L’Algérie, cette belle endormie qu’il faut réveiller

|
27.11.2017

L’Algérie n’est pas sur le déclin, mais a besoin d’inventer les moyens de sa modernisation.

Au bord du précipice, l’Algérie ? Assurément non. Si les titres racoleurs font toujours autant recette, ils sont à mauvais escient utilisés pour décrire une situation irréelle. Renseigner le citoyen lambda sur la situation économique et politique du pays est indispensable, c’est même le devoir de tout journaliste. Cette démarche louable est pourtant quasi quotidiennement polluée par des analyses dépourvues de fond et dont le seul et unique but est d’annoncer ou encore vociférer des discours prédisant un avenir sombre voire apocalyptique sur tous les plans.

Le « fantasme vénézuélien » en est un exemple parfait. Bien que des parallèles puissent objectivement être établis entre ces deux pays fragilisés par la récente chute des prix de l’or noir, il est de l’ordre de l’ineptie d’en faire des frères siamois, du moins sur le plan économique. Il ne semble pas si inutile de rappeler, entre autres, que le Venezuela cumule une dette extérieure de plus de 150 milliards d’euros contre environ cinq pour l’Algérie. Les réserves de change à Caracas sont épuisées alors qu’elles restent encore raisonnables à Alger. Les différences sont encore nombreuses et il serait presque indécent de les énoncer.

Ce propos est loin de vouloir légitimer la politique actuelle mené par le gouvernement. Bien au contraire, il tend à exposer l’idée de la nécessité du débat constructif pour transcender les difficultés et ainsi se débarrasser de certains carcans. Pour y parvenir les élites économiques, culturelles et bien entendu politiques doivent pleinement y apporter leur contribution dans le débat public.

« L’Algérie est dans une phase de blocage et non de déliquescence »

L’élite est souvent considérée comme un corps indispensable permettant au pays d’être tiré vers le haut. Contrairement aux dires de nombreux observateurs, l’élite algérienne existe bel et bien mais elle ne dispose pas des canaux d’expression nécessaires pour enrichir un riche débat démocratique sur différentes questions fondamentales. Pire encore, une partie non négligeable de celle-ci demeure muette, cautionnant de facto l’immobilisme politique, économique et sociétal que vit actuellement l’Algérie. Néanmoins, le géant du Maghreb est dans une phase de blocage et non de déliquescence comme voudrait nous faire croire certains observateurs ou commentateurs de la vie politique.

A défaut de disposer d’une élite consciente des grands défis qui attendent le pays, la société algérienne et sa formidable capacité de résilience constitue un motif d’espérer.
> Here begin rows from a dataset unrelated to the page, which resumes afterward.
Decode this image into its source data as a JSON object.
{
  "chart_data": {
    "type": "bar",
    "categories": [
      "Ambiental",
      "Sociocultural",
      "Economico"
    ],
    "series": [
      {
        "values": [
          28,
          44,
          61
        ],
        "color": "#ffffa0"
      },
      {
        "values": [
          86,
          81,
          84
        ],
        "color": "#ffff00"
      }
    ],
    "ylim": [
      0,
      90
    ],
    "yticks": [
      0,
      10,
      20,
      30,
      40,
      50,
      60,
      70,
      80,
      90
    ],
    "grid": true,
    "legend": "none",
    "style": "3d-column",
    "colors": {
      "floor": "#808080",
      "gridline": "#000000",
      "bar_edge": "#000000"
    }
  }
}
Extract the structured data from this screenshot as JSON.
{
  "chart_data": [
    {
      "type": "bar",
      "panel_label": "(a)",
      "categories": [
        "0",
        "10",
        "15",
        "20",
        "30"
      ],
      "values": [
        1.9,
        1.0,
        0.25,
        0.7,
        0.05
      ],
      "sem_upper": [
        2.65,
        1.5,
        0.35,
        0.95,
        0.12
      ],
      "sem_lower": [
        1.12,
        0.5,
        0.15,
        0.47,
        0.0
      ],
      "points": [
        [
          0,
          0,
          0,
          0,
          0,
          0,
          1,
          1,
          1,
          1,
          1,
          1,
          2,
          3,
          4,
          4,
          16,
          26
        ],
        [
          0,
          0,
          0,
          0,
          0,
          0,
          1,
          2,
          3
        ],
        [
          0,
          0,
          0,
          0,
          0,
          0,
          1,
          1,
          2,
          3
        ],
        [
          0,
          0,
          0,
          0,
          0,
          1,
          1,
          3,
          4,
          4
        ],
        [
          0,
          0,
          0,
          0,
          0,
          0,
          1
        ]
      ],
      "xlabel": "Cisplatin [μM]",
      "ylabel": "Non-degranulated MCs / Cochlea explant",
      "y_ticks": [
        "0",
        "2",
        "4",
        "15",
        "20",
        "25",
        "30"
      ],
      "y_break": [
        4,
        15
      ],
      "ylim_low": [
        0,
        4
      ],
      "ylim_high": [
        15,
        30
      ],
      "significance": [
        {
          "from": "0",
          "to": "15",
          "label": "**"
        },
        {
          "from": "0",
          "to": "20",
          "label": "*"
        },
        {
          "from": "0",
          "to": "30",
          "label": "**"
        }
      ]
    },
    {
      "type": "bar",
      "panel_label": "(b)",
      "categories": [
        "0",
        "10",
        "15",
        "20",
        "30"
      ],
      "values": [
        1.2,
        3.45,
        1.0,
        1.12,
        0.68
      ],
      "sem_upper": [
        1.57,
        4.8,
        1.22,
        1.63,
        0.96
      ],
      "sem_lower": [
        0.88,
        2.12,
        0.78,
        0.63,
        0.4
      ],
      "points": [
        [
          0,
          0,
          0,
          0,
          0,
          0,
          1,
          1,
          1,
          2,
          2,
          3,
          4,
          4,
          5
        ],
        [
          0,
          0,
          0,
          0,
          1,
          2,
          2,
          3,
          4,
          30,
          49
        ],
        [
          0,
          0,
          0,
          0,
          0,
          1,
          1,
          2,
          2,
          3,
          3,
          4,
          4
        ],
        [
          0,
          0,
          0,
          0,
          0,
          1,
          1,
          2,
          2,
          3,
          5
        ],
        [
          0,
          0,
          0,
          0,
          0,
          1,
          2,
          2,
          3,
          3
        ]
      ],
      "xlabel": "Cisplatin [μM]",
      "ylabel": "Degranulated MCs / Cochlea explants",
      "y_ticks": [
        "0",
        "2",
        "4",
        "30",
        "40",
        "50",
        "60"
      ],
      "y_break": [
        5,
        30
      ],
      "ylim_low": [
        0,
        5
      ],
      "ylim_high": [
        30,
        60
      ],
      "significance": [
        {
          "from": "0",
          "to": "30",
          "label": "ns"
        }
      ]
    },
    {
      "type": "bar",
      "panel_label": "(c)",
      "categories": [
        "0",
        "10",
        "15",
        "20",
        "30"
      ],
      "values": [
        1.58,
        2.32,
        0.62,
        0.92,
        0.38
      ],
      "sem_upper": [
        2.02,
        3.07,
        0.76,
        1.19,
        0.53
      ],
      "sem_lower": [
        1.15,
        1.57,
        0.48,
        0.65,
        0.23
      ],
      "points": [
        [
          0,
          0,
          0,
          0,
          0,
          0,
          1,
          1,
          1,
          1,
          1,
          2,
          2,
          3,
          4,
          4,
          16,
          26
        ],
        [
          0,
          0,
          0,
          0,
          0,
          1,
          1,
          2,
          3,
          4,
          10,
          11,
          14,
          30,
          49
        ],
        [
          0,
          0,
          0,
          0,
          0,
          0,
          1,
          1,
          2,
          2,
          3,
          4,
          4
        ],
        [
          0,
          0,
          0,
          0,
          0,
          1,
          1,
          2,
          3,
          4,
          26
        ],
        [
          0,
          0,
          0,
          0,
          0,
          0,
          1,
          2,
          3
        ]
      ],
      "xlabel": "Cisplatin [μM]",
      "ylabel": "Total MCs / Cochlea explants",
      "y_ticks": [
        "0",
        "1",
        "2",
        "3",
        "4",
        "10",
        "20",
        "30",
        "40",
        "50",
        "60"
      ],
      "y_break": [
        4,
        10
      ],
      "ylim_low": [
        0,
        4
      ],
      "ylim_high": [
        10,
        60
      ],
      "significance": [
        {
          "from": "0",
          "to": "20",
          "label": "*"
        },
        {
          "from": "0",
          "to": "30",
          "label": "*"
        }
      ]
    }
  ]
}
Meurtrie par la décennie noire, elle continue de produire encore des schémas de solidarité extraordinaires. A la faveur, d’une parole (presque) libérée sur les réseaux sociaux, des Algériens très souvent jeunes, débattent, s’organisent autour de thématiques diverses. Faire vivre la culture, en organisant des séances de lecture en plein air, protéger l’environnement en planifiant des opérations de nettoyage, récolter des fonds pour soigner des personnes atteintes de pathologies lourdes sont autant d’actions organisées par les citoyens.

« La vivacité de la société civile a donné naissance à des éclaireurs de consciences »

En absence de leaders d’opinion censés interpeller les responsables politiques sur les défaillances de l’État, c’est donc à la base de la pyramide sociale, que se résolvent quelques injustices. La vivacité de la société civile donne même naissance à des «éclaireurs de consciences». L’exemple du collectif Nabni (Notre Algérie Bâtie sur de Nouvelles Idées), est intéressant. Ce think tank né en 2011, ne cesse d’appeler les autorités à entreprendre une série de réformes afin d’éviter au pays une crise majeure. S’il reste peu écouté par les autorités, il fait désormais partie du paysage associatif algérien. Ses idées viennent trouver un écho particulier auprès des entrepreneurs privés exaspérés pour beaucoup par un environnement économique qui leur reste peu favorable.

C’est donc par la mutualisation des idées et des compétences dans un cadre bien défini que la société algérienne produira des alternatives sérieuses, en attendant des élites dignes de ce nom. Il ne faut pas oublier que la naissance du multipartisme en Algérie ne fut possible que grâce au concours certes des intellectuels mais également des associations clandestines mais structurées.

En somme, pour réveiller l’Algérie, il faut réveiller les esprits et susciter l’envie du débat d’idées. Cela passe inéluctablement par la constitution d’associations, de ligues éloignées de toute interférence politique pour faire entendre la voix d’une société algérienne qui ne demande qu’à s’inscrire dans une démarche participative pour construire l’avenir du pays.